Le piège se referme un an plus tard, quand le jardinier, satisfait de sa récolte, met de côté quelques graines pour les ressemer au printemps suivant. C’est précisément cette génération-là, née du croisement invisible de l’année passée, qui peut produire des fruits gorgés de toxines. L’hybridation non maîtrisée au potager avec des courges de type coloquinte chez les particuliers peut conduire à des individus “fils” riches en cucurbitacine, amers et impropres à la consommation. Les insectes pollinisateurs, abeilles en tête, ne font strictement aucune différence entre une fleur de courgette destinée à la casserole et celle d’une coloquinte plantée trois mètres plus loin pour décorer le jardin en automne. Ils transportent le pollen sans distinction, et c’est exactement ce va-et-vient discret, entre deux fleurs ouvertes le même matin, qui scelle le destin amer de la récolte suivante.

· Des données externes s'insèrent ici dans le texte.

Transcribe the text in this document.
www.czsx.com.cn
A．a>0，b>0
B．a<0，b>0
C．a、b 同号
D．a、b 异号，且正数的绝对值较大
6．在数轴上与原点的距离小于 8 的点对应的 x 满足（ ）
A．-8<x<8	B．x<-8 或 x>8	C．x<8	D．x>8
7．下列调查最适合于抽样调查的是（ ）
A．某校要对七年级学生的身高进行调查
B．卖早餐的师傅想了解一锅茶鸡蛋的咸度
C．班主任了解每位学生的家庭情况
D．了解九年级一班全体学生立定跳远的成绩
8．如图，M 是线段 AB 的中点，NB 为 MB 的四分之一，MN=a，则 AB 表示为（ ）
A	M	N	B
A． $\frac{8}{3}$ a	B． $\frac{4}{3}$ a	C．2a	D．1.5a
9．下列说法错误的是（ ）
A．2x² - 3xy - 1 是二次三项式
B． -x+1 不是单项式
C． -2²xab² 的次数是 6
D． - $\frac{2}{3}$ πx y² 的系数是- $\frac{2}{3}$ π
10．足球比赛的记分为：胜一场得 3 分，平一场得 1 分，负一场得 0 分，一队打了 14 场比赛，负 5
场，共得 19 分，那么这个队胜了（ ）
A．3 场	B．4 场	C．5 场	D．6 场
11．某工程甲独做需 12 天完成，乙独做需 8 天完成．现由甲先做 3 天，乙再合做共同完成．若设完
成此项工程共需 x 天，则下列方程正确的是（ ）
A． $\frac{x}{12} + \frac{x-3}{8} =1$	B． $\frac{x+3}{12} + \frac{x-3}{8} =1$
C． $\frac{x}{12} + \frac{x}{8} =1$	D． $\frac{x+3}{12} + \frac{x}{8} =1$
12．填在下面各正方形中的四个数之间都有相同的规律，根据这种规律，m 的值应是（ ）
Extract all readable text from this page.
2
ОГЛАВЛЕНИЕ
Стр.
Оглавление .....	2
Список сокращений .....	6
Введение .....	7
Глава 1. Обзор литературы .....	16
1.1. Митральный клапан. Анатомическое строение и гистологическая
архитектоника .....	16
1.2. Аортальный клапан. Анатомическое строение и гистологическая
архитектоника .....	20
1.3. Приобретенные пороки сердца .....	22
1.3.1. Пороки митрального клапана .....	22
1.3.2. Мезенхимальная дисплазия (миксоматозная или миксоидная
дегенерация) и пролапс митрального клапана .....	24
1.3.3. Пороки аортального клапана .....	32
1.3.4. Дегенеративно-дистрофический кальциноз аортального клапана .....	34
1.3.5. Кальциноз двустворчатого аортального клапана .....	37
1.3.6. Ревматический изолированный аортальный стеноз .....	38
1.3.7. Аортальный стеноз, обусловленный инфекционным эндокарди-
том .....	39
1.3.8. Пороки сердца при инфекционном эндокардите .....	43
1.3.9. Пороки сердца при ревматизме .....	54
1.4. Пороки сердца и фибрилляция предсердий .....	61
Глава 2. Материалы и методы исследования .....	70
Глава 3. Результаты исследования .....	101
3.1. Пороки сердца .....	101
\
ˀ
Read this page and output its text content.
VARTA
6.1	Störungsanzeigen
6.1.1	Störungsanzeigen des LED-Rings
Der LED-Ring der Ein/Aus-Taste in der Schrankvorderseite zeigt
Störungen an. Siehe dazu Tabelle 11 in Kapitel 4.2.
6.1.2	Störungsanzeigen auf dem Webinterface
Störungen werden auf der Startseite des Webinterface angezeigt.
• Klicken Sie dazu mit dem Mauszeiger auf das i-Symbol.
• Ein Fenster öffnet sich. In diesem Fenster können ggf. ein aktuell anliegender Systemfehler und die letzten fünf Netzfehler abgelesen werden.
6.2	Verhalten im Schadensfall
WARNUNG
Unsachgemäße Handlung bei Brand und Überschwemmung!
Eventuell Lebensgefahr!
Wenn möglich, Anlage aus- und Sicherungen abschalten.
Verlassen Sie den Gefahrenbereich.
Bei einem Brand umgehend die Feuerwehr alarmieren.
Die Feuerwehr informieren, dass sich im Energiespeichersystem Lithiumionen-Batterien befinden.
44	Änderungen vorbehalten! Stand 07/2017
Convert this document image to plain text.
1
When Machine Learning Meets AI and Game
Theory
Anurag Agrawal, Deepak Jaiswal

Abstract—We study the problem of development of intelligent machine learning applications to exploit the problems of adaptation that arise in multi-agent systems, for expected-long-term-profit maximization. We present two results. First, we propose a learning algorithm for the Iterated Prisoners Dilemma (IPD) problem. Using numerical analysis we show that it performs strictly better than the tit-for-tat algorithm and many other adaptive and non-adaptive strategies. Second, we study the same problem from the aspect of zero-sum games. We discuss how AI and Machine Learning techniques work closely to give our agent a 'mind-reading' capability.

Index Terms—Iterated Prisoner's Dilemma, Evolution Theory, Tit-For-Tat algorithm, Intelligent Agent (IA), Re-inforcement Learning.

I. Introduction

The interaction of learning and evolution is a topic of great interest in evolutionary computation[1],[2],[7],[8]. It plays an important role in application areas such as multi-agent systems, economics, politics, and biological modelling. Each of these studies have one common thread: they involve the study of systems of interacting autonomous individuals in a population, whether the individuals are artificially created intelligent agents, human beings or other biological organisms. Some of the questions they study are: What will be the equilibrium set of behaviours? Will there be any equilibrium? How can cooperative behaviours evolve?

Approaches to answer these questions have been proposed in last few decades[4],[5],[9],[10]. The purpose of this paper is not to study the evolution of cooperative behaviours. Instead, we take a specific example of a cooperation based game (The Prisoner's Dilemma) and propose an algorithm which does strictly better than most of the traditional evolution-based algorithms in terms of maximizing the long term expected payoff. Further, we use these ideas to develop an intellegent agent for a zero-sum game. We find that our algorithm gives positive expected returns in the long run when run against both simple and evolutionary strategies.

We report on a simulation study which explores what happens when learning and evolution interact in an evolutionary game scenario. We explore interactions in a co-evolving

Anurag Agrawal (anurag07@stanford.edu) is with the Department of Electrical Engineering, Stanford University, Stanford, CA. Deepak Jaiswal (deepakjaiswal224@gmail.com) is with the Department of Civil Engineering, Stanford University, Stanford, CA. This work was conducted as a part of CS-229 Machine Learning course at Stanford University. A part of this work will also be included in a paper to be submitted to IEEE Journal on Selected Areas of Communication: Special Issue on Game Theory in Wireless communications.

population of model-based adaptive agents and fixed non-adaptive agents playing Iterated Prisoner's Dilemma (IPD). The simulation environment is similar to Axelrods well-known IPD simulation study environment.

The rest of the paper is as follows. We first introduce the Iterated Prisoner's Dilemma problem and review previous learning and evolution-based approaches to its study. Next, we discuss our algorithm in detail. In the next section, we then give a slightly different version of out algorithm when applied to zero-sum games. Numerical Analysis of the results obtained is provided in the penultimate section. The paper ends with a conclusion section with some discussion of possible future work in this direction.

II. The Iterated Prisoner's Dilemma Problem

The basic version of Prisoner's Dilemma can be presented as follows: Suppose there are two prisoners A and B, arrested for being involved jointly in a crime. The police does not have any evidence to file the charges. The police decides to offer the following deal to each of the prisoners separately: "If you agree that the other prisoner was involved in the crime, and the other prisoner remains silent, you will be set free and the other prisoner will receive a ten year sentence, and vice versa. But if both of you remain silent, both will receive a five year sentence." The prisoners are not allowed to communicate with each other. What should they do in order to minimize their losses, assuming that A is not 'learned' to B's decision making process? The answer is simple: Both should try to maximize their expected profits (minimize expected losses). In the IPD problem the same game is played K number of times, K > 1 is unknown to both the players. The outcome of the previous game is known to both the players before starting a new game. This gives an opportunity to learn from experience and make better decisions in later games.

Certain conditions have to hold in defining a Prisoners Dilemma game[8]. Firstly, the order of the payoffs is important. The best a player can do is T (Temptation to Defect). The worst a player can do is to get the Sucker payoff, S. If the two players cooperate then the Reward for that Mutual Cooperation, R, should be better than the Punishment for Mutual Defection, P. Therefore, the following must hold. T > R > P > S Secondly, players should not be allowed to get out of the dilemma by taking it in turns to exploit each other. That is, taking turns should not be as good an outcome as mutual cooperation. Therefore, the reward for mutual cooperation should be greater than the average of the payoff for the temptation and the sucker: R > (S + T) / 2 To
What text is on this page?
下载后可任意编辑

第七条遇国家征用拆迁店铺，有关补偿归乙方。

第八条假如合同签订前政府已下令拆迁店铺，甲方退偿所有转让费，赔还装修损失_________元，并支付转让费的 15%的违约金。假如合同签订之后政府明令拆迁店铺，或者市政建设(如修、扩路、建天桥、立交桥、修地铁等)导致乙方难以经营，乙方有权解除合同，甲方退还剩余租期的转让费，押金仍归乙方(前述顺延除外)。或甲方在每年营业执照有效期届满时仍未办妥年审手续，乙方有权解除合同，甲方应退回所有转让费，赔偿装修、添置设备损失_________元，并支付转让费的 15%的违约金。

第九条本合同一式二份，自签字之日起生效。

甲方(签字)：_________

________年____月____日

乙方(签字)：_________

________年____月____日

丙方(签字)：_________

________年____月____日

La cucurbitacine, une molécule de défense qui ne pardonne pas
Cette substance n’est pas une anomalie, c’est un mécanisme de survie vieux comme la famille des cucurbitacées. La cucurbitacine, présente dans certaines courges, est une toxine très irritante pour le corps humain qui ne disparaît pas à la cuisson, et son ingestion peut provoquer des diarrhées, vomissements, palpitations et parfois hypersalivations. ni la poêle ni le four ne viendront à votre secours. La molécule résiste à la chaleur aussi bien qu’à l’eau de rinçage, ce qui la distingue de la plupart des composés indésirables qu’on trouve au jardin.
La bonne nouvelle, si l’on peut dire, tient dans son goût particulièrement reconnaissable. Normalement, l’amertume des courges hybridées empêche le consommateur d’en ingurgiter de grandes quantités. Ce n’est pas un hasard : cette âcreté agressive a longtemps protégé les plantes sauvages contre les herbivores, bien avant que l’homme ne sélectionne des variétés douces au fil des siècles de culture. Le problème apparaît quand une hybridation accidentelle réactive ce caractère ancestral dans une variété qu’on croyait totalement domestiquée. L’ANSES, l’agence sanitaire française, ne dit pas autre chose : certaines courges alimentaires cultivées dans le potager familial deviennent impropres à la consommation à la suite d’hybridations sauvages, un phénomène qui se produit lorsque cohabitent des variétés amères et des variétés comestibles, dans un même potager ou dans des potagers voisins, et que les graines sont récoltées et semées d’année en année.
Les cas rapportés ne sont pas anecdotiques. Une étude de toxicologie clinique citée sur des forums spécialisés recensait plusieurs centaines de signalements liés à ce goût amer sur une seule saison, dont 14 cas de gravité moyenne, 190 de gravité faible et 149 sans gravité mais avec un goût amer marqué de la courge. La grande majorité des personnes concernées avaient donc heureusement recraché le morceau à temps, guidées par ce réflexe de dégoût que la nature a bien fait les choses.
Le test qui prend trois secondes et vous évite l’hôpital
Face à cette mécanique un peu retorse, la parade tient en un geste d’une simplicité désarmante. Il existe un moyen simple de vérifier si les fruits sont comestibles : goûter une très petite quantité crue ; si le goût est très amer, cela indique que la courge n’est pas consommable, en revanche si le goût est neutre, elle est sans danger. Ce test, à réaliser systématiquement avant de cuisiner une courgette du potager, coûte une seconde d’attention et évite bien des désagréments digestifs. En cas de doute persistant, mieux vaut jeter le fruit sans hésiter : il suffit de se fier au goût de la courge, en goûtant un petit morceau cru, et si le goût est amer, il faut jeter la courge ; en cas d’intoxication, contacter un centre antipoison.
Pour éviter que le problème ne se reproduise l’année suivante, la vigilance se joue en amont, au moment des semis. La règle d’or reste de ne jamais ressemer les graines d’une courgette récoltée dans un jardin où poussent, même à distance modeste, des coloquintes ou des courges ornementales. Mieux vaut acheter chaque année des graines certifiées auprès d’un semencier sérieux, qui garantit l’absence de croisement indésirable, plutôt que de miser sur ses propres graines maison quand le voisinage botanique reste incertain. Pour les jardiniers attachés à la conservation de leurs variétés préférées, l’isolement des plants ou la pollinisation manuelle à la main, fleur par fleur, restent les seules parades vraiment fiables contre ce petit sabotage discret que la nature orchestre chaque été, une abeille à la fois.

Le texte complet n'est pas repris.